Here, were one to consider value, there are numerous factors which would suggest that the allegation of unfair pricing is unjustified. This is not a case of a trader making bumper profits. On the contrary, this is concerned with undertakings, and particularly the Board, whose prime function is to nurture British horseracing. It is non-profit making. Save for administration costs it feeds back all its income into the promotion and improvement of British horseracing not only for the benefit of the general public but also for the benefit of those who have a commercial interest in the sport including bookmakers like VCI.

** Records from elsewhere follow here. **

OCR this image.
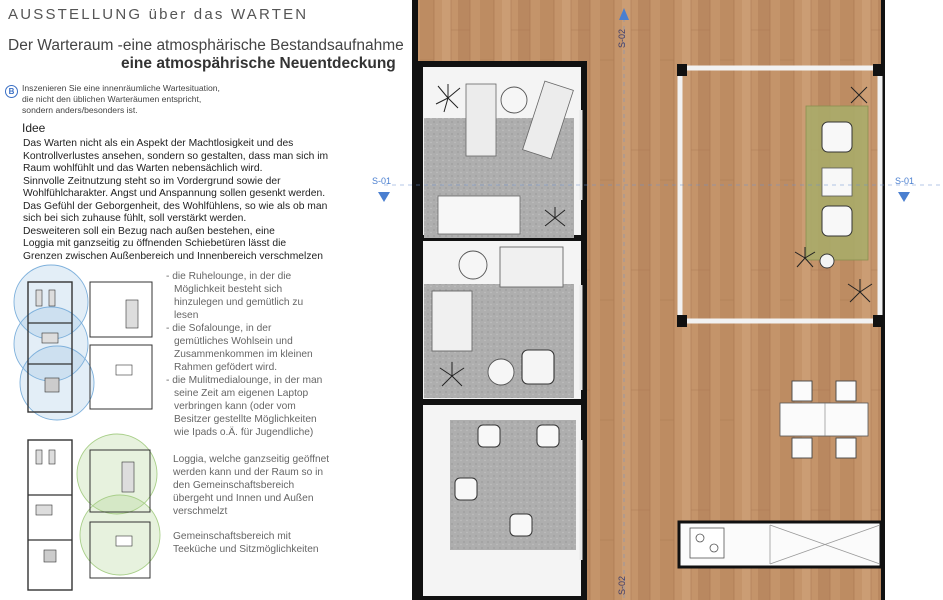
AUSSTELLUNG über das WARTEN
Der Warteraum -eine atmosphärische Bestandsaufnahme
eine atmospährische Neuentdeckung
B Inszenieren Sie eine innenräumliche Wartesituation,
die nicht den üblichen Warteräumen entspricht,
sondern anders/besonders ist.
Idee
Das Warten nicht als ein Aspekt der Machtlosigkeit und des
Kontrollverlustes ansehen, sondern so gestalten, dass man sich im
Raum wohlfühlt und das Warten nebensächlich wird.
Sinnvolle Zeitnutzung steht so im Vordergrund sowie der
Wohlfühlcharakter. Angst und Anspannung sollen gesenkt werden.
Das Gefühl der Geborgenheit, des Wohlfühlens, so wie als ob man
sich bei sich zuhause fühlt, soll verstärkt werden.
Desweiteren soll ein Bezug nach außen bestehen, eine
Loggia mit ganzseitig zu öffnenden Schiebetüren lässt die
Grenzen zwischen Außenbereich und Innenbereich verschmelzen
- die Ruhelounge, in der die
Möglichkeit besteht sich
hinzulegen und gemütlich zu
lesen
- die Sofalounge, in der
gemütliches Wohlsein und
Zusammenkommen im kleinen
Rahmen gefödert wird.
- die Mulitmedialounge, in der man
seine Zeit am eigenen Laptop
verbringen kann (oder vom
Besitzer gestellte Möglichkeiten
wie Ipads o.Ä. für Jugendliche)
Loggia, welche ganzseitig geöffnet
werden kann und der Raum so in
den Gemeinschaftsbereich
übergeht und Innen und Außen
verschmelzt
Gemeinschaftsbereich mit
Teeküche und Sitzmöglichkeiten
S-01	S-01
S-02
S-02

For example, Mr Brand, Finance Director of the Board, explains that BHB introduced a Development Fund to ensure that a small but significant number of higher-value races, intended to serve a specific race planning role, either continue to be run or are introduced into the programme at values which reflect the ability of the horses for which they are intended. These are often the ‘stepping stone’ races in the middle to upper tiers of the pyramid of races run and provide opportunities for the stratum of horses that might otherwise have been exported to countries, such as the US and Hong Kong, where a greater number of options for such horses existed. He says that this is important to British Racing because, without this pyramid, BHB will fall short of its aim of delivering the opportunity for horses of all ages to develop and excel, and the overall quality of British Racing will suffer, and thus a potential exodus of horses abroad will be triggered. There are other programmes undertaken by the Development Fund which are designed to improve the quality, variety and spread of the horseracing. Furthermore Mr Brand explains how some of BHB’s income is channelled into Owners' premiums which help to encourage breeding of British horses and Bloodstock sales. Funds are also made available for direct marketing of British horseracing, thereby increasing the vigour of the whole industry, into scientific research and a number of other programmes all of which are designed to benefit the industry as a whole.
All of this expenditure, to a greater or lesser extent, benefits bookmakers as well as others. It is the sort of matter which would have to be taken into account if the court were to consider whether or not the charges for the Pre-Race Data were unfair. What is clear is that VCI’s approach ignores all of this. It does so because it ignores the necessity of proving that prices are unfair and considers only whether they are high.
On the material before me, there is nothing to suggest that VCI have formulated a viable argument that BHB has breached either section 18 or Article 82.
For these reasons, I do not think it is necessary to consider Mr Vaughan’s other arguments.
In the result I will not give VCI permission to join PA or to amend its pleadings to allege breaches of Article 82 or section 18. It follows that it is also not necessary to consider further the application for an interim injunction.